I moved to Chicago the summer before eighth grade. My family moved from Dayton, a small city in Southern Ohio. And no, it is not near Cleveland.
My parents always say what an amazing place Dayton was to raise us, how the close-knit, family-like element in the community was perfect for raising a family, but all of Dayton’s observant Jews could probably fit into one classroom at the Academy. There weren’t the same opportunities in Dayton for observant kids, like there are here in Chicago. There were no shomer shabbat basketball and baseball leagues, and there were no school teams to play for. Here for the last two years, my brother was able to play in a shomer shabbat tackle football league—something we couldn’t have even dreamt of in Dayton!
Because I didn’t have these opportunities for the first 13 years of my life, I moved to Chicago lacking the sports skills and coordination that other kids my age took for granted. I spent my eighth grade year sitting on the bench of the seventh grade basketball team. While my friends played for the eighth grade team sporting fancier jerseys and bigger trophies, I couldn’t even get on the court to play amongst the seventh graders.
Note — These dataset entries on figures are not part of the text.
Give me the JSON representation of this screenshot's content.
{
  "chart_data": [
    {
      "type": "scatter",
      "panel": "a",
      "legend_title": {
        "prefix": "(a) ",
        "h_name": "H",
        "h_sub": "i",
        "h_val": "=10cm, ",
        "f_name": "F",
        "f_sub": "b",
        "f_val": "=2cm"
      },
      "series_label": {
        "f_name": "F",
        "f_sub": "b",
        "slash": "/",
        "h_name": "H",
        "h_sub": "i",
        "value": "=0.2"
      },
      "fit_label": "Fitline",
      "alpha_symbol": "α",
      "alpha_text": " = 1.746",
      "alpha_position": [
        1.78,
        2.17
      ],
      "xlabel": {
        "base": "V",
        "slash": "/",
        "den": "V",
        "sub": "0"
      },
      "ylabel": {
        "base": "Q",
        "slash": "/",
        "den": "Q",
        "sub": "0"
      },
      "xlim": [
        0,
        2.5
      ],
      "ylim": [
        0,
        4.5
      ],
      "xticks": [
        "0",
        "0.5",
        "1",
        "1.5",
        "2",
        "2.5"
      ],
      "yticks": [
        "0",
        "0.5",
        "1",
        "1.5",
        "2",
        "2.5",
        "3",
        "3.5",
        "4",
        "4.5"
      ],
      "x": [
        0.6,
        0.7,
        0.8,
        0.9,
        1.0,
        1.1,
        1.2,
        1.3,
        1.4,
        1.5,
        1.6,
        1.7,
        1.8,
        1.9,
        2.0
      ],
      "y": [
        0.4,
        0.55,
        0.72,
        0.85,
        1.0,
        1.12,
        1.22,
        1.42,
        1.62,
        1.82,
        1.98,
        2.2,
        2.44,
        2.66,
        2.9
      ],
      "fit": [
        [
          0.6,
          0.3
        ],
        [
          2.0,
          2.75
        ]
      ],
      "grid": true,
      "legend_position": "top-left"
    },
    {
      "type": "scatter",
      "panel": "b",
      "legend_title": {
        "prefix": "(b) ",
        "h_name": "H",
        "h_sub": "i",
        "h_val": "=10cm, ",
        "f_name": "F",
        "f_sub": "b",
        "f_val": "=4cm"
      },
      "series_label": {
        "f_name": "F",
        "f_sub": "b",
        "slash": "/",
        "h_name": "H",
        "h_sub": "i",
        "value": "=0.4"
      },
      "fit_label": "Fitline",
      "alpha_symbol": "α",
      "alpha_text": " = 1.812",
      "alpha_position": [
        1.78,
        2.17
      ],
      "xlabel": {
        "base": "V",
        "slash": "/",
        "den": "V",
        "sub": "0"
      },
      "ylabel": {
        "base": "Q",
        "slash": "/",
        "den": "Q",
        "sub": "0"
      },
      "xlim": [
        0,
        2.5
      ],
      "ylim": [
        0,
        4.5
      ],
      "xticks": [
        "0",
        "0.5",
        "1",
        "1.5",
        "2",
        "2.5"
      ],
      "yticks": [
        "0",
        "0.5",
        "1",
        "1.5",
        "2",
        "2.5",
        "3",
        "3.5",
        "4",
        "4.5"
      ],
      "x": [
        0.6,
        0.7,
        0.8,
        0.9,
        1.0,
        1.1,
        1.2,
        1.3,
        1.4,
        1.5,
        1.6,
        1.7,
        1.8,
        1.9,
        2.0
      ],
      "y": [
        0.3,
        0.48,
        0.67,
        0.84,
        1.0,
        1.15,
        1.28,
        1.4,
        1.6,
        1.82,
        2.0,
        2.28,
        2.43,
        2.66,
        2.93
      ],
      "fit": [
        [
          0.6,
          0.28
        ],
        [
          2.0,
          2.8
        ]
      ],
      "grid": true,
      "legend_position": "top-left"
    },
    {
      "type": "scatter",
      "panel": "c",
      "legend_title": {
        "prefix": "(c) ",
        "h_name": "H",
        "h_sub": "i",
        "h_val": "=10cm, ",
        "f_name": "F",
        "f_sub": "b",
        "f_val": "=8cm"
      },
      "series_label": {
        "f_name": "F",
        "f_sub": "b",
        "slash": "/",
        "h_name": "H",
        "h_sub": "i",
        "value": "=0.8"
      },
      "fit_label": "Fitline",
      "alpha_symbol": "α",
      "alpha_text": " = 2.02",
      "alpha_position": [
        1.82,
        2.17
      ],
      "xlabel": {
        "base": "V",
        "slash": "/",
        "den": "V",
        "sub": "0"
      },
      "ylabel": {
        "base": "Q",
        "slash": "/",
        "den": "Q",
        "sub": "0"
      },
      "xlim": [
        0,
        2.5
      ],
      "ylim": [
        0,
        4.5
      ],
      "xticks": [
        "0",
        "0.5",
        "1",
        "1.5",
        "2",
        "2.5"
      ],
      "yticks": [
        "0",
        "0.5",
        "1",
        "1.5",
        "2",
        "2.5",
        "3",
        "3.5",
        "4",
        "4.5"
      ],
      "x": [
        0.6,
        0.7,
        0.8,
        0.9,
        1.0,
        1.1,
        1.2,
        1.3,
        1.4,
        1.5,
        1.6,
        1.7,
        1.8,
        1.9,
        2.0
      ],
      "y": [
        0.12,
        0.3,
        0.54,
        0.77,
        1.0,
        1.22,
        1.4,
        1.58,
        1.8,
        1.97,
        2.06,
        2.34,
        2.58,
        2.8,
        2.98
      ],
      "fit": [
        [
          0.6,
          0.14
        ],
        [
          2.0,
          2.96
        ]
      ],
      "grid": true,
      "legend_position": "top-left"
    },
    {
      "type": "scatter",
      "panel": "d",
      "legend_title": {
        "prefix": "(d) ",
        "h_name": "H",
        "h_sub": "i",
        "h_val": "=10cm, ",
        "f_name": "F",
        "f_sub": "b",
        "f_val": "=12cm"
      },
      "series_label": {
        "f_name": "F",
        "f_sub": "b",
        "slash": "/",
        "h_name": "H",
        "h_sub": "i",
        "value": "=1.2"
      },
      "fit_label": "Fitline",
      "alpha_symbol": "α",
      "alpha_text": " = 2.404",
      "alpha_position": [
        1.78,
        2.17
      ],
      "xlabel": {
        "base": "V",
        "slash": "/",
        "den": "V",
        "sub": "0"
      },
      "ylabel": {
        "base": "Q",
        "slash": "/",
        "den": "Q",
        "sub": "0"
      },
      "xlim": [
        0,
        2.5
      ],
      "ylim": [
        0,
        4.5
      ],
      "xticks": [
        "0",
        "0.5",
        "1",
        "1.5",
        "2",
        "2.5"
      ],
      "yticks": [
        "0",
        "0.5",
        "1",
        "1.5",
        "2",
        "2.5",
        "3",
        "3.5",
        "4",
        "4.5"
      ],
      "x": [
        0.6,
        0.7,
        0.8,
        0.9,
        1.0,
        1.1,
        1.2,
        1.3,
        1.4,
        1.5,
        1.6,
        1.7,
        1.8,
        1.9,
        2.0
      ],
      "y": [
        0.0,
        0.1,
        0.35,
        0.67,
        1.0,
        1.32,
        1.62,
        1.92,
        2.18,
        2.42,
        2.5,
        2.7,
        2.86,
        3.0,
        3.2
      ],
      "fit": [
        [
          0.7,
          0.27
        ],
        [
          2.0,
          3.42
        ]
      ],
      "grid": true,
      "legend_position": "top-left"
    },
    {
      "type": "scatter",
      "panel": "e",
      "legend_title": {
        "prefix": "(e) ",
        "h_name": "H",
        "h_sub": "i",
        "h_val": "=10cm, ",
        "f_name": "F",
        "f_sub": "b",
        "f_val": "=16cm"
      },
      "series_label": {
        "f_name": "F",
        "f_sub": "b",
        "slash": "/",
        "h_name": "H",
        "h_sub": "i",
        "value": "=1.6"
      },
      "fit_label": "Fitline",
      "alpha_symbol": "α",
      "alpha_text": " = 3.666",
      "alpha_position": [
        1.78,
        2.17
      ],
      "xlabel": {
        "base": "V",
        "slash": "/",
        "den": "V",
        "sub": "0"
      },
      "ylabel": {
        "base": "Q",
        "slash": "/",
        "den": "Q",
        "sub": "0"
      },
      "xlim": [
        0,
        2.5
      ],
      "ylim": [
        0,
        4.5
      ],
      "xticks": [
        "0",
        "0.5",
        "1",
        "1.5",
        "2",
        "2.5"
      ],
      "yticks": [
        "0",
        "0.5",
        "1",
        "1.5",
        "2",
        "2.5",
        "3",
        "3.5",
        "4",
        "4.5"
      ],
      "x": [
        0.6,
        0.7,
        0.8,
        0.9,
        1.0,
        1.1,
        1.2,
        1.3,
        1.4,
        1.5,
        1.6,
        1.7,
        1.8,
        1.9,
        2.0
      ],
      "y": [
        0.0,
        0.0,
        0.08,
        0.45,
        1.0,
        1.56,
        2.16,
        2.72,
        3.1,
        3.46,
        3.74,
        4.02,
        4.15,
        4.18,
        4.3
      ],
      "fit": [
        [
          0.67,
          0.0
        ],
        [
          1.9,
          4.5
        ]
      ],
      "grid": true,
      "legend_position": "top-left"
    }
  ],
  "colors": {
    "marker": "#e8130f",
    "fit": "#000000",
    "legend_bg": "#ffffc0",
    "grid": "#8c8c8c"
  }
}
I felt dejected and discouraged to continue playing organized sports. That is, until my freshman year at the Academy.
I joined the wrestling team, hoping that my chance at sports would change. Everyone told me that the wrestling coach, Coach Klein, was fantastic and he could make me love a sport that, which at the time, I really knew nothing about. I just hoped everyone was right. That year, I dedicated so much time and effort to the team. I spent many early Sunday mornings and late school nights working on my moves, perfecting them, making sure they were just as much a part of my muscle memory as blinking. I managed to win one match. Out of 17 matches that I wrestled that year, I won only one, not by forfeit or over another teammate. Yet, I didn’t feel dejected. I felt different than I had at the end of eighth grade. I was excited for my second season even after spending my first year failing miserably.
Coach Klein, my teammates, and the Academy wrestling program did something that the seventh grade basketball team did not. They made me feel like a part of something. The sense of camaraderie and teamwork that is felt in the wrestling room made me want to stay. I stuck with it, practiced harder, and the Ohioan kid without any athletic ability became a regional runner-up, third place winner, a two-time YU Wrestling Tournament runner-up, a two-time Chicago Prep Conference champion and the captain of the team.
Not only have I made great friends, and had a blast competing, but it taught me a pretty valuable lesson about practice and perseverance. I was prepared to give up on sports, but that small hint of confidence I gained my first year on the wrestling team was crucial to realizing that with some extra effort and hard work, I can rise up to almost any challenge. While the experience itself has certainly been worthwhile, what I’ve gained personally from this experience is a crucial life lesson and sometimes takes experiencing it on your own to understand what you are truly capable of.